Illig married Stirling on December 11, 1933. For their honeymoon, she accompanied Stirling as he traveled around the Southeastern United States conducting archaeological excavations for the Public Works Administration. During this time she trained in field archaeology alongside a number of young scholars who would go onto become prominent figures, including Gordon Willey, James A. Ford, Jesse D. Jennings, and Marshall T. Newman. In 1938, the Stirlings visited Mexico for the first time. While Marion, pregnant with her first child, visited Mitla and Monte Albán, Matthew traveled eight hours on horseback from Tlacotalpan to Tres Zapotes, to see the Olmec colossal head discovered there by José María Melgar y Serrano in 1862. He found that the sculpture was surrounded by a substantial archaeological site and, upon returning to the United States, the Stirlings obtained grants from the National Geographic Society and Smithsonian Institution to explore the area further. Between 1939 and 1946, they conducted eight expeditions to Southern Mexico, which according to National Geographic "essentially rewrote Mesoamerican history". Pugh's role on the excavation was as "housekeeper, bookkeeper, and supervisor of artifact preparation in the field laboratory". Stirling described her as his "co-explorer, co-author and general co-ordinator". Pugh was a member of the Association of American Geographers and served as the president of the Society of Woman Geographers twice, in 1960–1963 and 1969–1972. She won the National Geographic Society's Franklin L. Burr Award in 1941, along with Matthew Stirling and Richard Hewitt Stewart, and the Society of Women Geographers' Gold Medal in 1975. She had a long association with the Textile Museum at George Washington Museum, serving as a trustee, secretary, treasurer, vice president and president, and establishing a fund for the acquisition of Latin American textiles.

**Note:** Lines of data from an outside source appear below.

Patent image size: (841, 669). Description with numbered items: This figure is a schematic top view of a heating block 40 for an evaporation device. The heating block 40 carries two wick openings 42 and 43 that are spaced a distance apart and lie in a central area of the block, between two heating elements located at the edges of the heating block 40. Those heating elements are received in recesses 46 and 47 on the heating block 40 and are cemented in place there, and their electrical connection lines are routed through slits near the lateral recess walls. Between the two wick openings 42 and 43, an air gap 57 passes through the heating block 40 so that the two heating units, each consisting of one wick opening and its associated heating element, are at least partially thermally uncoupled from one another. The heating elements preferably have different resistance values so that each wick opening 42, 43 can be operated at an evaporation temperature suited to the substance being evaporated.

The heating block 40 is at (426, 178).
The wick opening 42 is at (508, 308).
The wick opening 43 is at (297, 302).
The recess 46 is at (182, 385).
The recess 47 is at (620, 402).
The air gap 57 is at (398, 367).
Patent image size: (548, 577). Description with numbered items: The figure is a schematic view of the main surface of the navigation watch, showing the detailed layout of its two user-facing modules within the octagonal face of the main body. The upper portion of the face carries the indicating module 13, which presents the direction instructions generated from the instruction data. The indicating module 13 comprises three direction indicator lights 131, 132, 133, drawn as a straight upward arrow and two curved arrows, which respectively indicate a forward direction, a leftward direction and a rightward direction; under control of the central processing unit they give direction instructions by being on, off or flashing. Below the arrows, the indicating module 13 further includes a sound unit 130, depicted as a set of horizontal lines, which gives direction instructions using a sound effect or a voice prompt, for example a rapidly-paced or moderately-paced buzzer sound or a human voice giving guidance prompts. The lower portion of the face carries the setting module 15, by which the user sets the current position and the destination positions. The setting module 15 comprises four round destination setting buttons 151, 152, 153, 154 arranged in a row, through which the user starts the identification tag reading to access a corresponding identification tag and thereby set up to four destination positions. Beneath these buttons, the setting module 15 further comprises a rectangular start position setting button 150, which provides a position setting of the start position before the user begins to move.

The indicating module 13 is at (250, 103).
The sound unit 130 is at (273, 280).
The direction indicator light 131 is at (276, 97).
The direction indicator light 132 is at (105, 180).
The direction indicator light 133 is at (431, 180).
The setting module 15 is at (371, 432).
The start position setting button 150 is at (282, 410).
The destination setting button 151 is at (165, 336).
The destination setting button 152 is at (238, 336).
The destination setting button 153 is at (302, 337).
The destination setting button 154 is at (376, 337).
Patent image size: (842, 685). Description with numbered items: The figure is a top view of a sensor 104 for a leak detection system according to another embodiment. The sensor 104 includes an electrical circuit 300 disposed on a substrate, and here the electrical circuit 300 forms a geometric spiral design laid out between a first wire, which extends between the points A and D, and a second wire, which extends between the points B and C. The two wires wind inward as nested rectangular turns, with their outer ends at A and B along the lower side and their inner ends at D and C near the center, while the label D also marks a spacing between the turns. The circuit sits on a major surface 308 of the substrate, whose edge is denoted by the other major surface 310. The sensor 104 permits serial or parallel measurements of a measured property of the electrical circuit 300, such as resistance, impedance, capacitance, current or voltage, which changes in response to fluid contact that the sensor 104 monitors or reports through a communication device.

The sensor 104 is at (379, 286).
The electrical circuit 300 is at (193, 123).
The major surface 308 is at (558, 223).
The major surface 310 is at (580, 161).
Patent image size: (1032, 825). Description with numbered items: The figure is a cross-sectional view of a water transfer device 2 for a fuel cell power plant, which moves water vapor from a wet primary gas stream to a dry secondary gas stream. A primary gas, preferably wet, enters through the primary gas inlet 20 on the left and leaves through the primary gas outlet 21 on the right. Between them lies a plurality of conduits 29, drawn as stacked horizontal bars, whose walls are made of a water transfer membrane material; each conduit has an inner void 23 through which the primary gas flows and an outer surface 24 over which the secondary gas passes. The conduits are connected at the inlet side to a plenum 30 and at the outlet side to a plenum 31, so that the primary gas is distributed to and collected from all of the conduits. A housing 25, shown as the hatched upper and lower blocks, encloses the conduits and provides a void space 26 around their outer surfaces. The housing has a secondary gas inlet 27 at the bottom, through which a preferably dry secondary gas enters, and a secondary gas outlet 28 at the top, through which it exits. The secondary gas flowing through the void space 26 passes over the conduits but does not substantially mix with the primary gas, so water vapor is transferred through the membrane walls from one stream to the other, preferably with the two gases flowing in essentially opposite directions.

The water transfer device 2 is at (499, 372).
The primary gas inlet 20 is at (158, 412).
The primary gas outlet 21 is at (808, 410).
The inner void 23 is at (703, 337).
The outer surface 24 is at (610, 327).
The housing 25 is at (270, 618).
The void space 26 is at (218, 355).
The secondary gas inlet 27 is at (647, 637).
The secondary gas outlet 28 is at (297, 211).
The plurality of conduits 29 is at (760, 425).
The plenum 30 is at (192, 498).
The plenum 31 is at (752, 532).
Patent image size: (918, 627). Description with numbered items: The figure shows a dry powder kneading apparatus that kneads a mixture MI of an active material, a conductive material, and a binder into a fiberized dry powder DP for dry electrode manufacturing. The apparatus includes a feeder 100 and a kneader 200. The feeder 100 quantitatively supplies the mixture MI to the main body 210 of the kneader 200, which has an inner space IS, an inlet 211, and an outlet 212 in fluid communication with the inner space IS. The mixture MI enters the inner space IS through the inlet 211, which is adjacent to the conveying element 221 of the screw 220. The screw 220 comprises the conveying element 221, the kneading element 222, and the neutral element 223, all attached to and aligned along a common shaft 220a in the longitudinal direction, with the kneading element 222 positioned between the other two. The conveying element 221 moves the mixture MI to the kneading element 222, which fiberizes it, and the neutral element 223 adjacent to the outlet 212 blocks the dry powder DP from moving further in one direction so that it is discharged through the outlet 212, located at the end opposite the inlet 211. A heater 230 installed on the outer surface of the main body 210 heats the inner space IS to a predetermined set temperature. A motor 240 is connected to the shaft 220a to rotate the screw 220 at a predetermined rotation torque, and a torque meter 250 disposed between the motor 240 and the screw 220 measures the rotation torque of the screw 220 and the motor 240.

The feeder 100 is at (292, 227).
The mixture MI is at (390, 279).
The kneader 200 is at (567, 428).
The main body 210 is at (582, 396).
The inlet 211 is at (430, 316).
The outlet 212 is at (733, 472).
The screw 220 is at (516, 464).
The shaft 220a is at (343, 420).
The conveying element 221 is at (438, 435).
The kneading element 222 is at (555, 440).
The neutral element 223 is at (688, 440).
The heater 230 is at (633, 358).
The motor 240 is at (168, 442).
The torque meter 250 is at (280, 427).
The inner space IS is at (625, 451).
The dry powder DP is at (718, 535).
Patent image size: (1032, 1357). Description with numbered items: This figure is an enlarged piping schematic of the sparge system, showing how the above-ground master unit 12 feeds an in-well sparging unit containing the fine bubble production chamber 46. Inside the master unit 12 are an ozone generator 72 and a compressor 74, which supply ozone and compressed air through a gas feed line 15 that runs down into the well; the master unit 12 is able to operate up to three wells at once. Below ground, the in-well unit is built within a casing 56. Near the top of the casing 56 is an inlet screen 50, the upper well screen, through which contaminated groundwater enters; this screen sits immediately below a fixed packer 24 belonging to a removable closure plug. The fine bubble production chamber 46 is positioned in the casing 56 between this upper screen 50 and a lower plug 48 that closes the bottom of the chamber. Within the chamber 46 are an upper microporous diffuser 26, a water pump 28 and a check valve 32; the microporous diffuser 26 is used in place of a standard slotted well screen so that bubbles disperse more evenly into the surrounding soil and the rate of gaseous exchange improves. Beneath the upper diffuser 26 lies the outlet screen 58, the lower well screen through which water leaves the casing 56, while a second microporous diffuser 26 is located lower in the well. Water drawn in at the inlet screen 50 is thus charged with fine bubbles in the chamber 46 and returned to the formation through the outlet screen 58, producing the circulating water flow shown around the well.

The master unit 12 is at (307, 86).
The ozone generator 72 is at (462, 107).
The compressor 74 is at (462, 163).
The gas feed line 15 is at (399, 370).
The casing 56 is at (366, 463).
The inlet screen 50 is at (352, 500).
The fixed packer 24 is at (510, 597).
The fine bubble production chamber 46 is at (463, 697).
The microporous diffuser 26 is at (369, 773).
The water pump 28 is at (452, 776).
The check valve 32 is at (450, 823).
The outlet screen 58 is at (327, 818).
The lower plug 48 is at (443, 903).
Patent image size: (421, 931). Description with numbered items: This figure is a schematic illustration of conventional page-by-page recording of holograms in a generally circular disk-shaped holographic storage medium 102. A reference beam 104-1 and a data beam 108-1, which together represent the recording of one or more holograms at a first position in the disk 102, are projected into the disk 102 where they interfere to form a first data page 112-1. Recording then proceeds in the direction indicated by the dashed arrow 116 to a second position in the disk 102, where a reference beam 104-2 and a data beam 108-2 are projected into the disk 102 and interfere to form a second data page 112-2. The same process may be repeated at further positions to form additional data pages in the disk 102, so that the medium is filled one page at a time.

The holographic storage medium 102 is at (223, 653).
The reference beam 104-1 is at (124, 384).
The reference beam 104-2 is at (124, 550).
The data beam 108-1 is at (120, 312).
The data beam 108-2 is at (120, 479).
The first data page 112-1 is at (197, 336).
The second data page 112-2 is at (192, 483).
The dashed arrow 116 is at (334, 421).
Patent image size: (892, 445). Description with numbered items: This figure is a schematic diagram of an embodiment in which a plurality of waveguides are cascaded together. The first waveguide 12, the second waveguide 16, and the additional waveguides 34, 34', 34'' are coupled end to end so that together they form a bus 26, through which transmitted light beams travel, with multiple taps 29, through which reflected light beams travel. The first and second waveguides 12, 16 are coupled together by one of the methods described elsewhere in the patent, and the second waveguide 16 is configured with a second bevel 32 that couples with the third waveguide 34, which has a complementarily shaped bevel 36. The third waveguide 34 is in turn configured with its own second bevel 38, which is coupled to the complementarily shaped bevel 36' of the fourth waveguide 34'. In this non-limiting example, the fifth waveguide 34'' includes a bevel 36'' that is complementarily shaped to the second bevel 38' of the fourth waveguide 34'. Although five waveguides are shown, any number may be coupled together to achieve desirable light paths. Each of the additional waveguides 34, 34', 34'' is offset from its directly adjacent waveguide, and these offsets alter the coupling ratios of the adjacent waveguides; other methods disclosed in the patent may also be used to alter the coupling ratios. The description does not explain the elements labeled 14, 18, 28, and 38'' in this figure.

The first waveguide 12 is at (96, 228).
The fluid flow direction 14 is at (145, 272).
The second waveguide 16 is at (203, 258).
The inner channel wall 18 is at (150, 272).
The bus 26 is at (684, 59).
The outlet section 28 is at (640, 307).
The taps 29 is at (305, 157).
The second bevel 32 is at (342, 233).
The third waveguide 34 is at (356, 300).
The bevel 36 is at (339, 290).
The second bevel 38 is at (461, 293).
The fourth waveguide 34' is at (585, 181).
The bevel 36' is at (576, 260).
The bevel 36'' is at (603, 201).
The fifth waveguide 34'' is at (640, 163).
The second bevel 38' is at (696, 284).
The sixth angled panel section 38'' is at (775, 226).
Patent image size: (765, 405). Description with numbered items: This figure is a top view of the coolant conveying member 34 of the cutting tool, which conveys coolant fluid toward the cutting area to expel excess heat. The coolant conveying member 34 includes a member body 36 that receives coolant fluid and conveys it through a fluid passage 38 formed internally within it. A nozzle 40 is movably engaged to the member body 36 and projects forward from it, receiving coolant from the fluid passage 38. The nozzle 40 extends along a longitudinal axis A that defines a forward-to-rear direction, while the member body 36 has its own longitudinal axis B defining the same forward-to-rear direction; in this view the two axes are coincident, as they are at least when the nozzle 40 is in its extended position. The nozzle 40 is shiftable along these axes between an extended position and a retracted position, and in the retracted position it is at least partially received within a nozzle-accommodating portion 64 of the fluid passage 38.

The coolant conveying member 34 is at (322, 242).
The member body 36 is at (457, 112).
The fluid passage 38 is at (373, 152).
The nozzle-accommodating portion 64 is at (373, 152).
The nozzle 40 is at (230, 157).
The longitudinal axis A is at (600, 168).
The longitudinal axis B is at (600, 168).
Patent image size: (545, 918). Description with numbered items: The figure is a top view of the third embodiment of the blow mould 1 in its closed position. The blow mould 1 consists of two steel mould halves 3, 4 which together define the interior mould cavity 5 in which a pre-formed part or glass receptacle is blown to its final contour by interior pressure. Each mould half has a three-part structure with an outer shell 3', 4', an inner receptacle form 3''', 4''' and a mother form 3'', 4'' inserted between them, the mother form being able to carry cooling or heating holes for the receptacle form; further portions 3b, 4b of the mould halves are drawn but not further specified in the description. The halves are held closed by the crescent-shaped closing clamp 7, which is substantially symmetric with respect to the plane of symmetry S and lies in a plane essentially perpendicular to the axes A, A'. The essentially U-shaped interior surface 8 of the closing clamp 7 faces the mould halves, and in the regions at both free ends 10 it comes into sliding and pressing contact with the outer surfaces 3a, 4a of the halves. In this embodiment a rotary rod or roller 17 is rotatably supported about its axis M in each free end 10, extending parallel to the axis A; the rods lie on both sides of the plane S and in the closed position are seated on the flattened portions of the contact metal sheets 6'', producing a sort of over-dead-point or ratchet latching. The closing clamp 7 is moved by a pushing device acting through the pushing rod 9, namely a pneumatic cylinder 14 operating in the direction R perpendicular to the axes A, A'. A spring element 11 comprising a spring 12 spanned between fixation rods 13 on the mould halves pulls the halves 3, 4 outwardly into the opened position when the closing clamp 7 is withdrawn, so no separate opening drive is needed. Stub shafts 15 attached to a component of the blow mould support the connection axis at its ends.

Pugh's first husband Matthew Stirling died in 1975. They had two children, Matthew W. Stirling Jr. and Ariana Stirling Withers. She was married to John Ramsey Pugh, a retired general involved with the Textile Museum, from 1977 until his death in 1994. She died in Tucson, Arizona, on April 24, 2001. While in her 80s, she travelled to Antarctica. The Stirling archives were donated by their grandchildren to the National Anthropological Archives at the Smithsonian Institution in 2006.
Selected publications
Stirling, Matthew and Marion I. Stirling. "Tarqui, an early site in Manabi Province, Ecuador." Bureau of American Ethnology, Anthropological Paper 63, Bulletin 196 : 1–28.
Stirling, Matthew and Marion I. Stirling. "Archaeological notes on Almirante Bay, Bocas del Toro, Panama." Bureau of American Ethnology, Anthropological Paper 72, Bulletin 191 : 255–284.
Stirling, Matthew and Marion I. Stirling. "The archeology of Taboga, Uraba and Taboguila Islands, Panama." Bureau of American Ethnology, Anthropological Paper 73, Bulletin 191 : 285–348.
Stirling, Matthew and Marion I. Stirling. "El Limon, an early tomb site in Cocle Province, Panama." Bureau of American Ethnology, Anthropological Paper 71, Bulletin 191 : 247–254.